My question is: what property of $A$ and $c$ would assure us that this simplified algorithm works for all $b$? My initial conjecture was that the nonzero elements of $A$ should be increasing in each row, but that is not correct.
Here are some examples, all with $c=(1,1,1)$: $A_1=\begin{pmatrix} 1 & 1 & 1 \\ 1 & 2 & 3 \\ 3 & 2 & 0\end{pmatrix}$, $A_2=\begin{pmatrix} 0 & 0 & 1 \\ 3 & 0 & 2 \\ 0 & 3 & 2 \end{pmatrix}$, $A_3=\begin{pmatrix} 1 & 1 & 1 \\ 1 & 0 & 0 \\ 1 & 0 & 1 \end{pmatrix}$, $A_4=\begin{pmatrix} 1 & 0 & 1 \\ 0 & 1 & 0 \\ 0 & 1 & 1 \end{pmatrix}$. For all of these, the sequential algorithm gives the optimal solution for all values of $b$ (by numerical experimentation). $A_3$ is the only one for which all permutations of columns also work. $A_1$ and $A_3$ are especially baffling, since $(1,1,3)$ looks more expensive than $(1,3,0)$ and $(1,1,1)$ more expensive than $(1,0,0)$.

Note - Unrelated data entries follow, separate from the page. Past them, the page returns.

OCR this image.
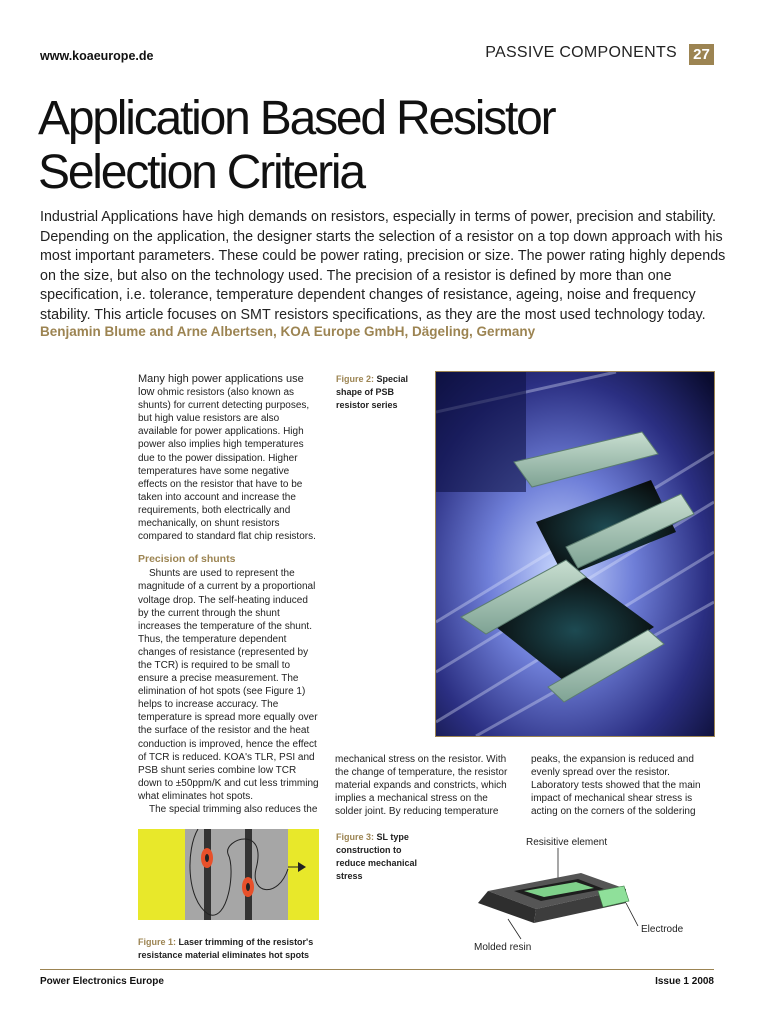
www.koaeurope.de	PASSIVE COMPONENTS 27
Application Based Resistor
Selection Criteria
Industrial Applications have high demands on resistors, especially in terms of power, precision and stability. Depending on the application, the designer starts the selection of a resistor on a top down approach with his most important parameters. These could be power rating, precision or size. The power rating highly depends on the size, but also on the technology used. The precision of a resistor is defined by more than one specification, i.e. tolerance, temperature dependent changes of resistance, ageing, noise and frequency stability. This article focuses on SMT resistors specifications, as they are the most used technology today.
Benjamin Blume and Arne Albertsen, KOA Europe GmbH, Dägeling, Germany

Many high power applications use low ohmic resistors (also known as shunts) for current detecting purposes, but high value resistors are also available for power applications. High power also implies high temperatures due to the power dissipation. Higher temperatures have some negative effects on the resistor that have to be taken into account and increase the requirements, both electrically and mechanically, on shunt resistors compared to standard flat chip resistors.

Precision of shunts

Shunts are used to represent the magnitude of a current by a proportional voltage drop. The self-heating induced by the current through the shunt increases the temperature of the shunt. Thus, the temperature dependent changes of resistance (represented by the TCR) is required to be small to ensure a precise measurement. The elimination of hot spots (see Figure 1) helps to increase accuracy. The temperature is spread more equally over the surface of the resistor and the heat conduction is improved, hence the effect of TCR is reduced. KOA's TLR, PSI and PSB shunt series combine low TCR down to ±50ppm/K and cut less trimming what eliminates hot spots.

The special trimming also reduces the

mechanical stress on the resistor. With the change of temperature, the resistor material expands and constricts, which implies a mechanical stress on the solder joint. By reducing temperature
peaks, the expansion is reduced and evenly spread over the resistor. Laboratory tests showed that the main impact of mechanical shear stress is acting on the corners of the soldering
Figure 2: Special shape of PSB resistor series
Figure 3: SL type construction to reduce mechanical stress
Figure 1: Laser trimming of the resistor's resistance material eliminates hot spots
Resisitive element
Electrode
Molded resin
Power Electronics Europe	Issue 1 2008
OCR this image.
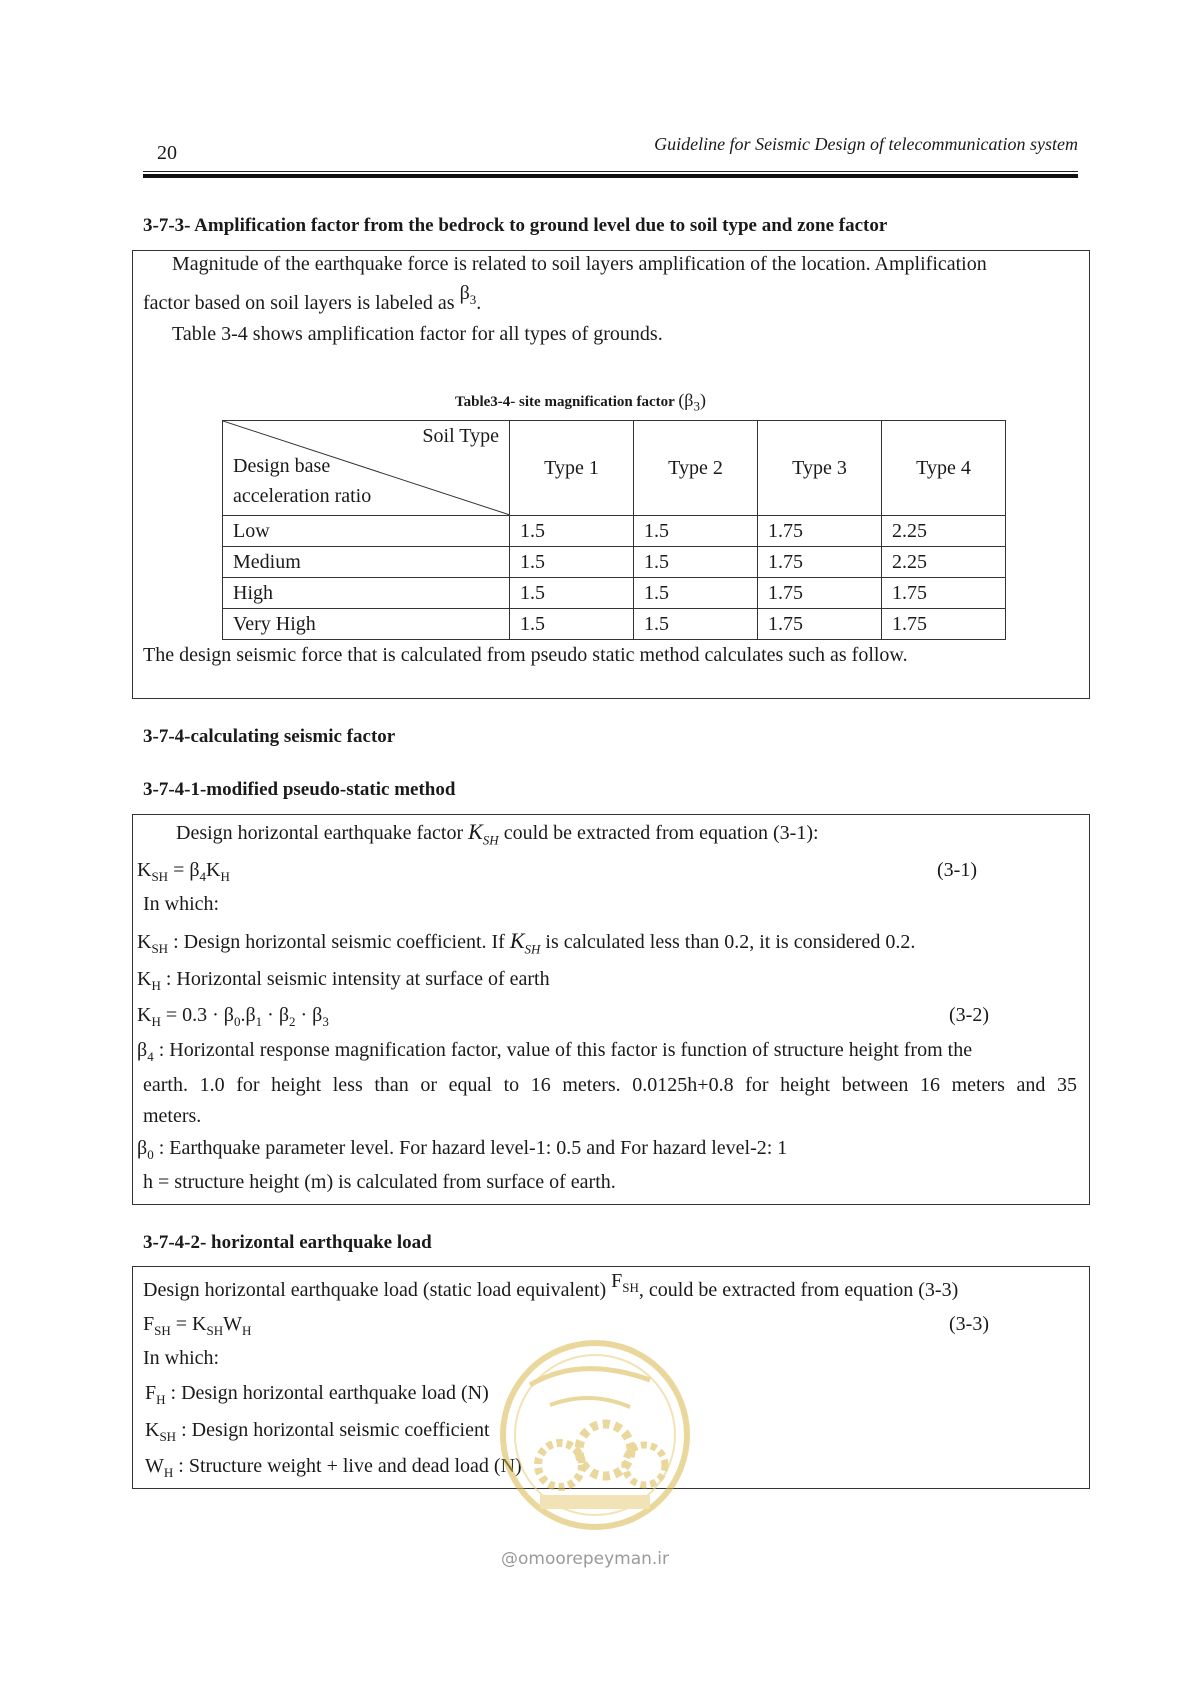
20	Guideline for Seismic Design of telecommunication system
3-7-3- Amplification factor from the bedrock to ground level due to soil type and zone factor
Magnitude of the earthquake force is related to soil layers amplification of the location. Amplification
factor based on soil layers is labeled as $\beta_3$.
Table 3-4 shows amplification factor for all types of grounds.
The design seismic force that is calculated from pseudo static method calculates such as follow.
Table3-4- site magnification factor $(\beta_3)$
Soil Type
Design base
acceleration ratio	Type 1	Type 2	Type 3	Type 4
Low	1.5	1.5	1.75	2.25
Medium	1.5	1.5	1.75	2.25
High	1.5	1.5	1.75	1.75
Very High	1.5	1.5	1.75	1.75
3-7-4-calculating seismic factor
3-7-4-1-modified pseudo-static method
Design horizontal earthquake factor $K_{SH}$ could be extracted from equation (3-1):
$K_{SH} = \beta_4K_H$	(3-1)
In which:
$K_{SH}$ : Design horizontal seismic coefficient. If $K_{SH}$ is calculated less than 0.2, it is considered 0.2.
$K_H$ : Horizontal seismic intensity at surface of earth
$K_H = 0.3 \cdot \beta_0.\beta_1 \cdot \beta_2 \cdot \beta_3$	(3-2)
$\beta_4$ : Horizontal response magnification factor, value of this factor is function of structure height from the
earth. 1.0 for height less than or equal to 16 meters. 0.0125h+0.8 for height between 16 meters and 35
meters.
$\beta_0$ : Earthquake parameter level. For hazard level-1: 0.5 and For hazard level-2: 1
h = structure height (m) is calculated from surface of earth.
3-7-4-2- horizontal earthquake load
Design horizontal earthquake load (static load equivalent) $F_{SH}$, could be extracted from equation (3-3)
$F_{SH} = K_{SH}W_H$	(3-3)
In which:
$F_H$ : Design horizontal earthquake load (N)
$K_{SH}$ : Design horizontal seismic coefficient
$W_H$ : Structure weight + live and dead load (N)
@omoorepeyman.ir
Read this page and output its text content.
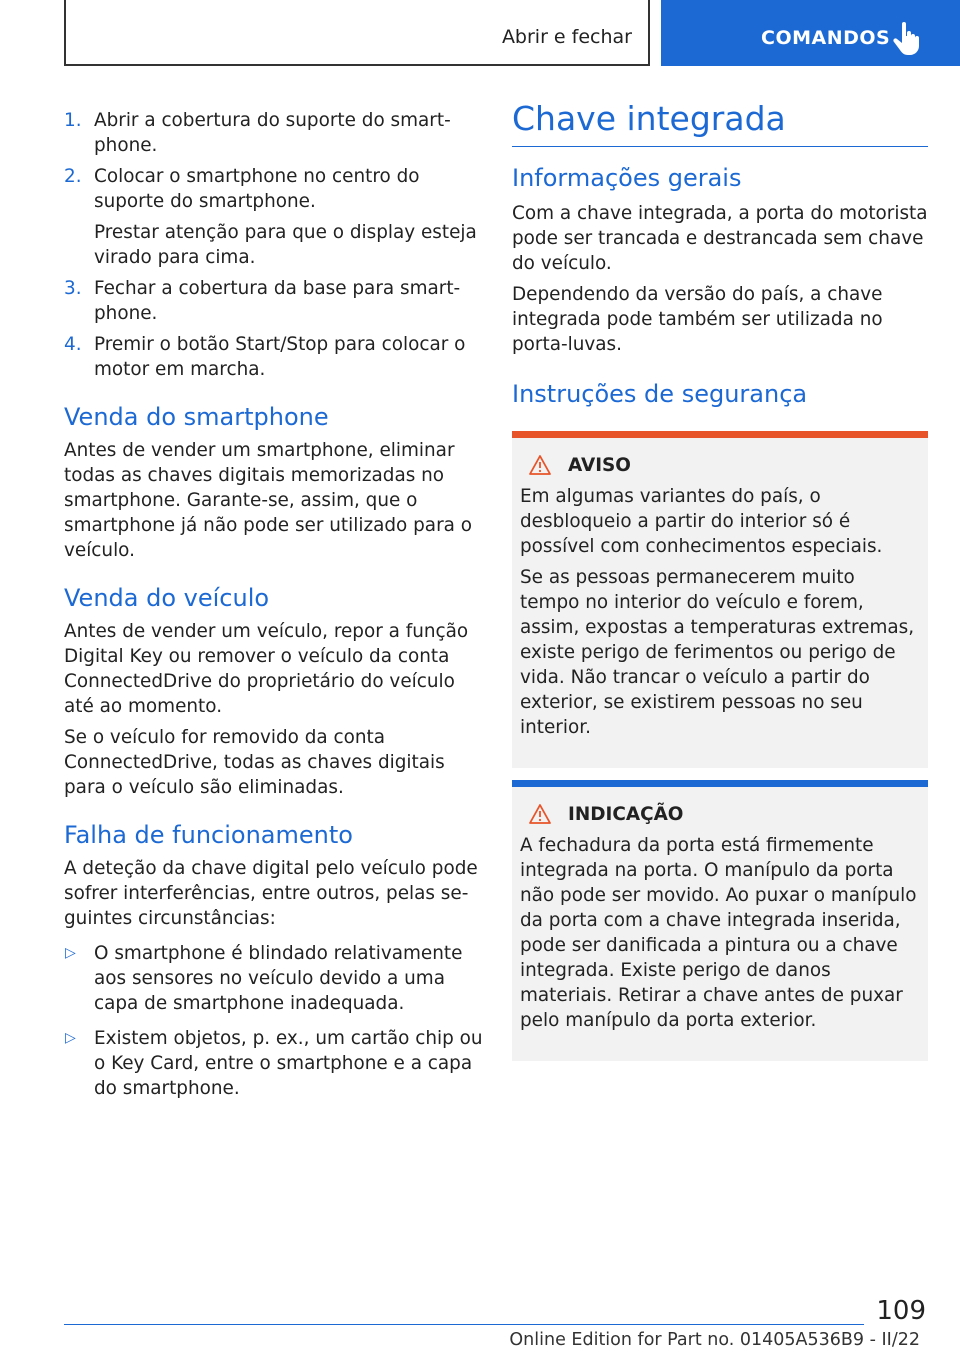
Abrir e fechar	COMANDOS
1. Abrir a cobertura do suporte do smartphone.
2. Colocar o smartphone no centro do suporte do smartphone.
Prestar atenção para que o display esteja virado para cima.
3. Fechar a cobertura da base para smartphone.
4. Premir o botão Start/Stop para colocar o motor em marcha.
Venda do smartphone

Antes de vender um smartphone, eliminar todas as chaves digitais memorizadas no smartphone. Garante-se, assim, que o smartphone já não pode ser utilizado para o veículo.

Venda do veículo

Antes de vender um veículo, repor a função Digital Key ou remover o veículo da conta ConnectedDrive do proprietário do veículo até ao momento.

Se o veículo for removido da conta ConnectedDrive, todas as chaves digitais para o veículo são eliminadas.

Falha de funcionamento

A deteção da chave digital pelo veículo pode sofrer interferências, entre outros, pelas seguintes circunstâncias:

▷ O smartphone é blindado relativamente aos sensores no veículo devido a uma capa de smartphone inadequada.
▷ Existem objetos, p. ex., um cartão chip ou o Key Card, entre o smartphone e a capa do smartphone.
Chave integrada
Informações gerais

Com a chave integrada, a porta do motorista pode ser trancada e destrancada sem chave do veículo.

Dependendo da versão do país, a chave integrada pode também ser utilizada no porta-luvas.

Instruções de segurança
AVISO

Em algumas variantes do país, o desbloqueio a partir do interior só é possível com conhecimentos especiais.

Se as pessoas permanecerem muito tempo no interior do veículo e forem, assim, expostas a temperaturas extremas, existe perigo de ferimentos ou perigo de vida. Não trancar o veículo a partir do exterior, se existirem pessoas no seu interior.

INDICAÇÃO

A fechadura da porta está firmemente integrada na porta. O manípulo da porta não pode ser movido. Ao puxar o manípulo da porta com a chave integrada inserida, pode ser danificada a pintura ou a chave integrada. Existe perigo de danos materiais. Retirar a chave antes de puxar pelo manípulo da porta exterior.

109
Online Edition for Part no. 01405A536B9 - II/22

I would be tremendously grateful for any pointers to the literature, for any problems like this, or any suggestions at all. There must have been other cases where some variables can be determined to be "cheaper" than others and can safely be done first. With all the work that has been done on linear programming over the years, it seems that something similar must have come up, but I haven't been able to find it.